Socialists present united front over Catalan independence drive

Party leaders espouse common rhetoric about need for “federalism”

After falling out over the nationalist sovereignty drive, the Socialist Party and its PSC Catalan branch put on a show of unity at a joint rally in Barcelona on Sunday.

Speaking before a 3,000-strong crowd, national party secretary Alfredo Pérez Rubalcaba and his PSC counterpart, Pere Navarro, made a passionate defense of the “shared history” of Spanish and Catalan socialism.
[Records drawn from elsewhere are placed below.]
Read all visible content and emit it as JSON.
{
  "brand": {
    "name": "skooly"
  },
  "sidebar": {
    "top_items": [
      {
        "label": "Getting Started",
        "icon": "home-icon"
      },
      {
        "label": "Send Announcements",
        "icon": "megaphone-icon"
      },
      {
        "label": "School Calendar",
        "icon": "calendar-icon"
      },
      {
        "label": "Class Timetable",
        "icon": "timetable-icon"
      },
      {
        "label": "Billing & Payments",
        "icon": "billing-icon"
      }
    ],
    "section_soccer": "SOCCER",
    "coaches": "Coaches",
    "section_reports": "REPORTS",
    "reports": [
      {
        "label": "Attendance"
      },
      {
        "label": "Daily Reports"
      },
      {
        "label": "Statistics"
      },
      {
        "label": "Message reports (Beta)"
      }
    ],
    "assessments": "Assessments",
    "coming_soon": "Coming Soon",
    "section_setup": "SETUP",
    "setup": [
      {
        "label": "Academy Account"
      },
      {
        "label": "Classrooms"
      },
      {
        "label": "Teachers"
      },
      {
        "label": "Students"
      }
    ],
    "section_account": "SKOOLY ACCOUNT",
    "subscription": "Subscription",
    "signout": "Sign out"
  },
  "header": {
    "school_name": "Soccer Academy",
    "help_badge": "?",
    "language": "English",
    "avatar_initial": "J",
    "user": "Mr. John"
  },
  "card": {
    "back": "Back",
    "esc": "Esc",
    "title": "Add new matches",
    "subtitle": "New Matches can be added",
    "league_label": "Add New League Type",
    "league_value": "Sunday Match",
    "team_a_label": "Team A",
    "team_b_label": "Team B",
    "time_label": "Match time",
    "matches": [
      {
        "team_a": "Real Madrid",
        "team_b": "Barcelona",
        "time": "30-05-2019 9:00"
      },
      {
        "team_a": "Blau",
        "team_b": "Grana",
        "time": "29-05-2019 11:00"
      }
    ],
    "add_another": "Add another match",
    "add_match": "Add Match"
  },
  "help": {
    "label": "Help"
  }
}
A little over a month ago, the PSC broke party discipline in Congress by not voting against Catalonia’s right to decide on its independence. A veteran Socialist leader insinuated that the central party should be represented under its own banner in the northwestern region. It was the second time this year that the PSC had voted its own way with regard to Catalans’ right to decide.

Now, Socialist leaders are seeking to bridge the gap with common rhetoric about “social federalism,” a middle-of-the-road approach to Catalonia’s status that falls somewhere between the current state of affairs and outright independence, and involves constitutional changes to recognize “the singularity of Catalonia.”

“Because I love this Constitution, it’s got to change,” said Navarro. “In order to remain together, with a new financing system, because we want what’s ours without getting out of Spain.”

Rubalcaba admitted that Spain has “a territorial problem” but criticized “the dividers and the separatists.” The former, he said, “miss the old centralized Spain” even though “centralism always created inequality.” The latter “want to create a fracture in Catalonia, Spain and Europe, going down an impossible path.”